Gilbert noted there’s no roof structure covering the restaurant’s original or expanded open-air dining areas.

He then cited the current code provision adopted in 2016: “Except for lots abutting Bridge Street, any awning or similar type of roof area used for open-air dining, along with open-air dining seats, shall meet the required setbacks of the zoning district.”

Gilbert said the current language could be interpreted either way regarding the 25-foot setback requirement.

“I don’t know why it got reworded this way. I think the original wording (in 2007) was clear,” he said. “In my opinion, the intent has always been that if it’s under a structure it’s subject to the setback requirements for the structure, which this is not. These are moveable tables and chairs sitting on the asphalt.”

Board chair Ken McDonough noted the expanded seating area is located within 25 feet of the Gulf Drive right of way. Gilbert said it’s located within 10-12 feet of the Gulf Drive right of way.

McDonough also noted the pre-COVID open-air dining area that’s long existed on the Wicked Cantina’s wooden deck is also located within 25 feet of the right of way but is not subject to the setback requirements because of a previously granted special exception.

Wicked Cantina expansion requires code interpretation
Michael Dolan is patiently pursuing the permit need to make Wicked Cantina’s expanded open-air dining area permanent. – Joe Hendricks | Sun

Dolan, who owns the restaurant with his wife, Janice, said the 25- foot setback requirement would significantly impact his plans for a permanently expanded outdoor dining area adjacent to the deck. He said moving the outdoor dining area further east would impact the location of the existing handicapped parking spaces and plans to install a new access ramp.

Board member John Burns
noted the open-air dining setback requirements could also potentially impact Sharky’s Seagrill, Smoquehouse and the Gulf Drive Café – all of which are located along Gulf Drive – as well any other outdoor dining area not located within the Bridge Street overlay district.

City Planner Luis Serna said he and Gilbert interpret the current code to only require the 25-foot setback for open-air seating located under fixed or covered structures.

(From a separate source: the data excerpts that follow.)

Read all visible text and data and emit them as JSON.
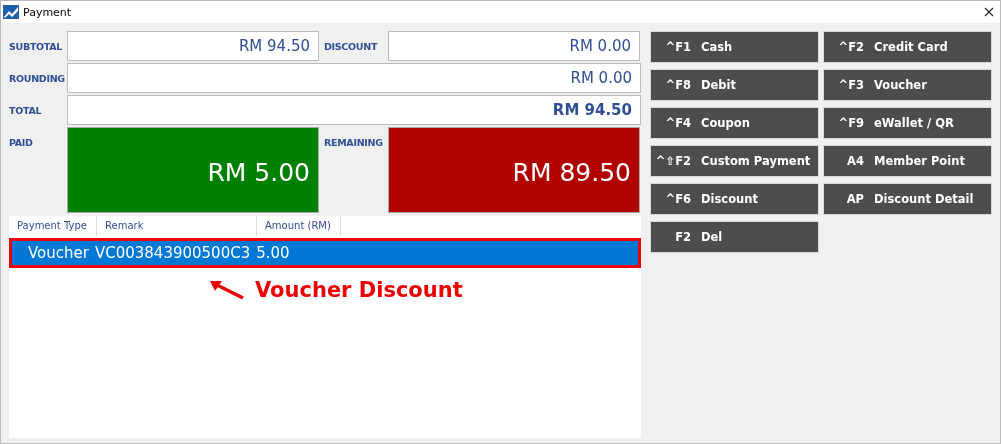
{
  "window": {
    "title": "Payment"
  },
  "summary": {
    "subtotal": {
      "label": "SUBTOTAL",
      "value": "RM 94.50"
    },
    "discount": {
      "label": "DISCOUNT",
      "value": "RM 0.00"
    },
    "rounding": {
      "label": "ROUNDING",
      "value": "RM 0.00"
    },
    "total": {
      "label": "TOTAL",
      "value": "RM 94.50"
    },
    "paid": {
      "label": "PAID",
      "value": "RM 5.00"
    },
    "remaining": {
      "label": "REMAINING",
      "value": "RM 89.50"
    }
  },
  "table": {
    "columns": [
      "Payment Type",
      "Remark",
      "Amount (RM)"
    ],
    "rows": [
      {
        "cells": [
          "Voucher",
          "VC003843900500C3",
          "5.00"
        ],
        "selected": true
      }
    ]
  },
  "annotation": {
    "text": "Voucher Discount"
  },
  "buttons": [
    {
      "key": "^F1",
      "label": "Cash"
    },
    {
      "key": "^F2",
      "label": "Credit Card"
    },
    {
      "key": "^F8",
      "label": "Debit"
    },
    {
      "key": "^F3",
      "label": "Voucher"
    },
    {
      "key": "^F4",
      "label": "Coupon"
    },
    {
      "key": "^F9",
      "label": "eWallet / QR"
    },
    {
      "key": "^⇧F2",
      "label": "Custom Payment"
    },
    {
      "key": "A4",
      "label": "Member Point"
    },
    {
      "key": "^F6",
      "label": "Discount"
    },
    {
      "key": "AP",
      "label": "Discount Detail"
    },
    {
      "key": "F2",
      "label": "Del"
    }
  ]
}
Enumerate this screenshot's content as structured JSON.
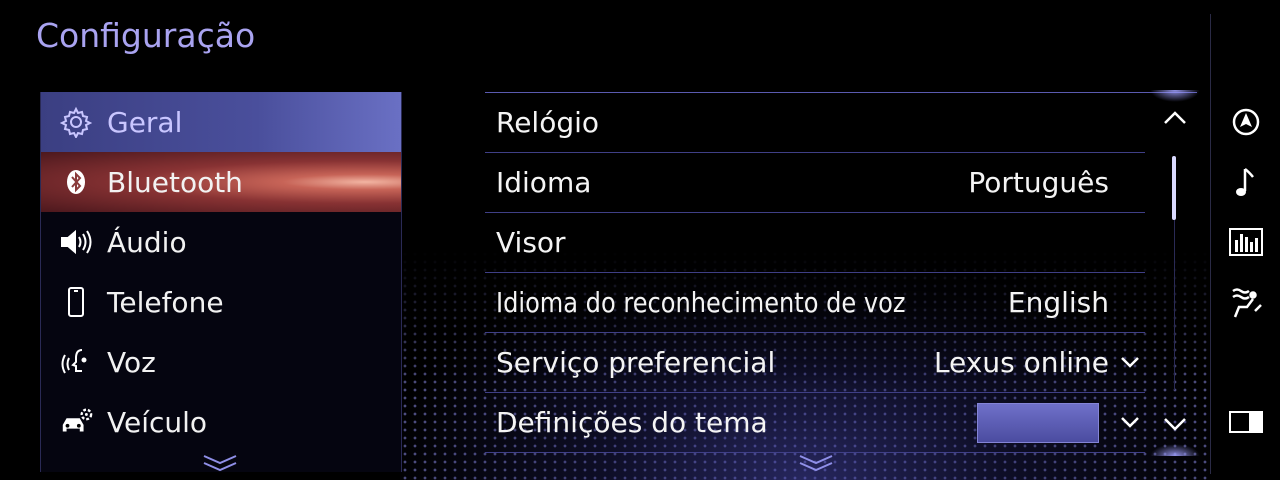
{
  "header": {
    "title": "Configuração"
  },
  "menu": {
    "items": [
      {
        "label": "Geral",
        "icon": "gear-icon"
      },
      {
        "label": "Bluetooth",
        "icon": "bluetooth-icon"
      },
      {
        "label": "Áudio",
        "icon": "speaker-icon"
      },
      {
        "label": "Telefone",
        "icon": "phone-icon"
      },
      {
        "label": "Voz",
        "icon": "voice-icon"
      },
      {
        "label": "Veículo",
        "icon": "vehicle-settings-icon"
      }
    ],
    "selected": "Geral",
    "focused": "Bluetooth"
  },
  "settings": {
    "rows": [
      {
        "label": "Relógio",
        "value": ""
      },
      {
        "label": "Idioma",
        "value": "Português"
      },
      {
        "label": "Visor",
        "value": ""
      },
      {
        "label": "Idioma do reconhecimento de voz",
        "value": "English"
      },
      {
        "label": "Serviço preferencial",
        "value": "Lexus online"
      },
      {
        "label": "Definições do tema",
        "value": ""
      }
    ],
    "scroll_fraction": 0.0
  },
  "sidebar": {
    "icons": [
      "navigation-icon",
      "music-note-icon",
      "equalizer-icon",
      "climate-icon",
      "split-screen-icon"
    ]
  },
  "colors": {
    "title": "#a9a3f0",
    "selected": "#4a4f9c",
    "focus": "#dc6e5f",
    "theme_swatch": "#5d5eb6"
  }
}
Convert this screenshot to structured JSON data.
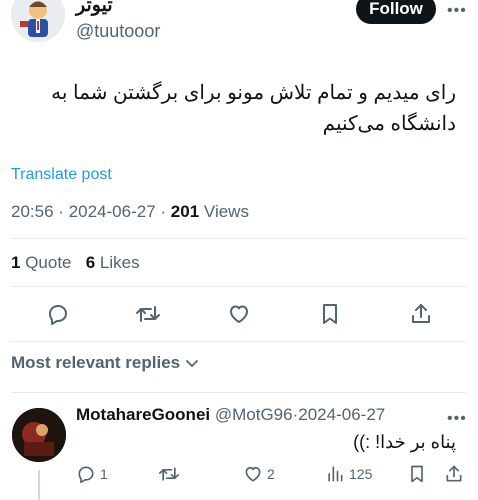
{
  "author": {
    "name": "تیوتر",
    "handle": "@tuutooor",
    "follow_label": "Follow"
  },
  "post": {
    "text": "رای میدیم و تمام تلاش مونو برای برگشتن شما به دانشگاه می‌کنیم",
    "translate_label": "Translate post",
    "time": "20:56",
    "date": "2024-06-27",
    "views_count": "201",
    "views_label": "Views",
    "quotes_count": "1",
    "quotes_label": "Quote",
    "likes_count": "6",
    "likes_label": "Likes"
  },
  "replies_sort_label": "Most relevant replies",
  "reply": {
    "name": "MotahareGoonei",
    "handle": "@MotG96",
    "date": "2024-06-27",
    "text": "پناه بر خدا! :))",
    "reply_count": "1",
    "like_count": "2",
    "view_count": "125"
  },
  "colors": {
    "accent": "#1d9bf0",
    "muted": "#536471",
    "text": "#0f1419"
  },
  "icons": [
    "reply-icon",
    "retweet-icon",
    "heart-icon",
    "bookmark-icon",
    "share-icon",
    "chevron-down-icon",
    "views-icon",
    "more-icon"
  ]
}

Gilbert said he and Serna would like the board members to provide their interpretation as well.

Gilbert noted the planning board also serves as the city’s zoning board of appeals and in that capacity has the authority to interpret the LDC and relay those interpretations to the city commission for final consideration.

Burns said that day’s public hearing was being conducted by the planning and zoning board and an interpretation by the zoning board of appeals would require a separate publicly noticed meeting.

Wicked Cantina expansion requires code interpretation
The Bradenton Beach Planning and Zoning Board consists of Fred Bartizal, John Burns, Ken McDonough, Bill Morrow and Dan Morhaus. – Joe Hendricks | Sun

Gilbert, Serna and the board agreed that the Wicked Cantina’s expanded open-air dining area should not have to meet the 25-foot setback requirement and a zoning board of appeals hearing is needed to properly formalize that code interpretation. They also agreed that the reduction of parking spaces created by the expanded seating area still leaves the restaurant and the rest of the Dolan-owned plaza with enough parking spaces for the plaza tenants.

The board unanimously approved a motion stating the board’s finding that the current code is unclear as to whether setbacks are required for open-air dining areas not located under a roof structure. The motion also seeks city commission approval for the planning board and the zoning board of appeals to work with city staff to draft an ordinance that would adopt a new interpretation of the code pertaining to open-air dining setbacks.